The regulator said deficiencies in the audits and failures to satisfy independence requirements were intolerably high and called the lack of professional care particularly concerning.

The number of broker-dealer audits with mistakes rose to 87 percent in 2014 from 79 percent the year before, said the PCAOB in its annual review of broker-dealer auditors and audits.

The agency said mistakes were made by all of the 66 public accounting firms reviewed that did broker-dealer audits and in 87 percent of the 106 audits examined.

The most frequent deficiencies uncovered were in revenue recognition; reliance on records and reports; fair-value accounting estimates; financial statement presentation and disclosures; and customer protection.

In 26 cases, roughly a quarter of the broker-dealer audits reviewed, the agency said the auditing firms also were hired to do additional work for the companies, including the preparation of financial statements in violation of longstanding SEC independence rules.

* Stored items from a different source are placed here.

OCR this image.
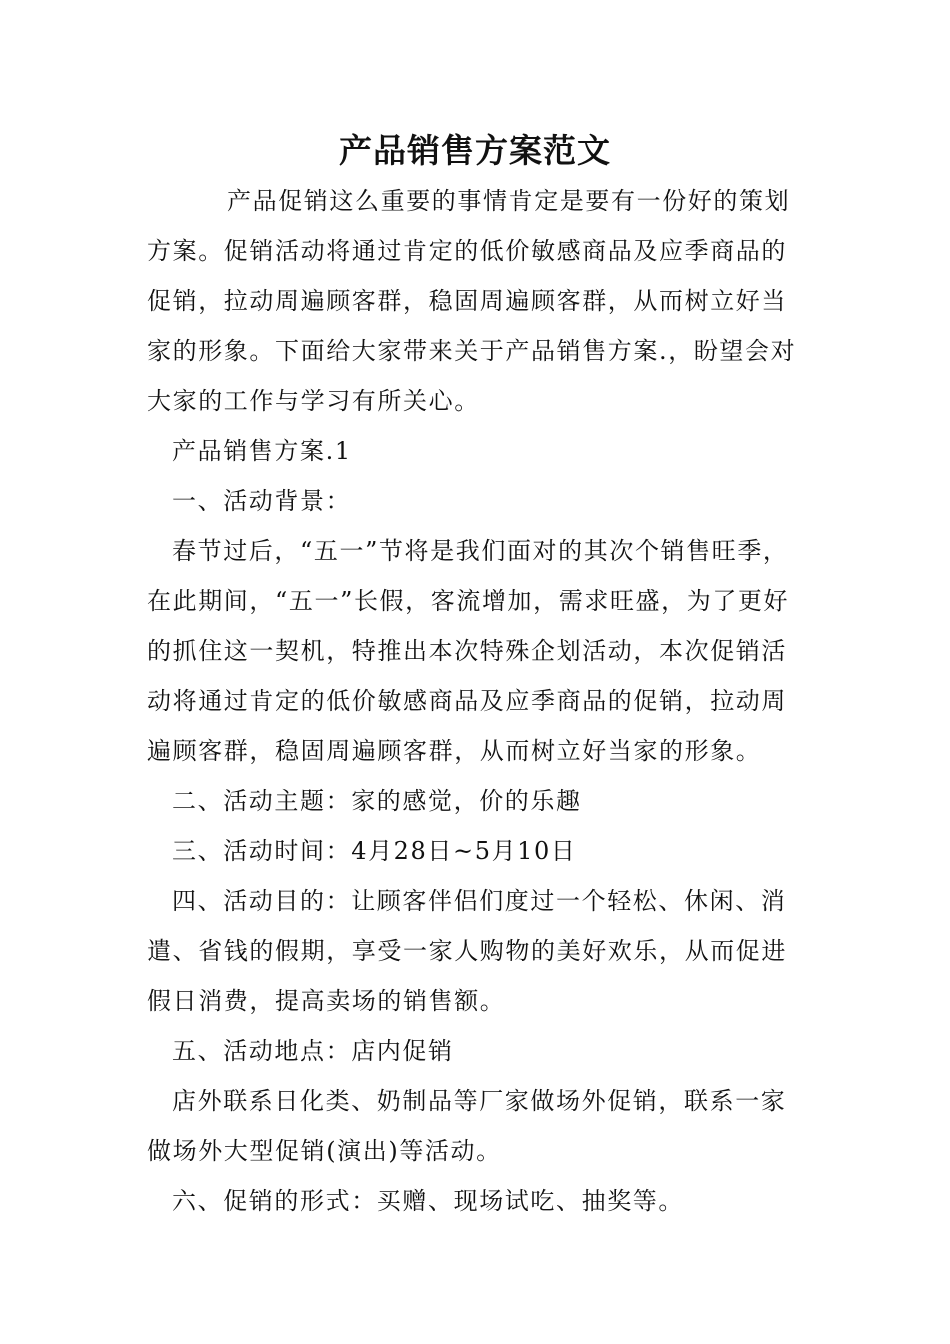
产品销售方案范文

产品促销这么重要的事情肯定是要有一份好的策划方案。促销活动将通过肯定的低价敏感商品及应季商品的促销，拉动周遍顾客群，稳固周遍顾客群，从而树立好当家的形象。下面给大家带来关于产品销售方案.，盼望会对大家的工作与学习有所关心。

产品销售方案.1

一、活动背景：

春节过后，“五一”节将是我们面对的其次个销售旺季，在此期间，“五一”长假，客流增加，需求旺盛，为了更好的抓住这一契机，特推出本次特殊企划活动，本次促销活动将通过肯定的低价敏感商品及应季商品的促销，拉动周遍顾客群，稳固周遍顾客群，从而树立好当家的形象。

二、活动主题：家的感觉，价的乐趣

三、活动时间：4月28日~5月10日

四、活动目的：让顾客伴侣们度过一个轻松、休闲、消遣、省钱的假期，享受一家人购物的美好欢乐，从而促进假日消费，提高卖场的销售额。

五、活动地点：店内促销

店外联系日化类、奶制品等厂家做场外促销，联系一家做场外大型促销(演出)等活动。

六、促销的形式：买赠、现场试吃、抽奖等。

The agency has settled disciplinary orders against 14 auditing firms for independence rule infractions.

Faulting fraud detection by the outside auditors, the PCAOB inspectors found deficiencies on nine audits for the identification and assessment of the risks of material misstatement and weak responses to the fraud risk in revenue recognition.

In 16 audits, the auditors criticized the firms for not adequately testing procedures used by the broker-dealers to test the valuation of securities.

Audits of the largest broker-dealers significantly had the lowest percentage of errors.

To improve quality control, the PCAOB said auditing firms could perform additional audit procedures, inform clients of the need to make changes in financial statements and take steps to prevent reliance on previous audits.

During 2015, the regulator plans to inspect 75 firms doing outside audits for broker-dealers and 115 audits.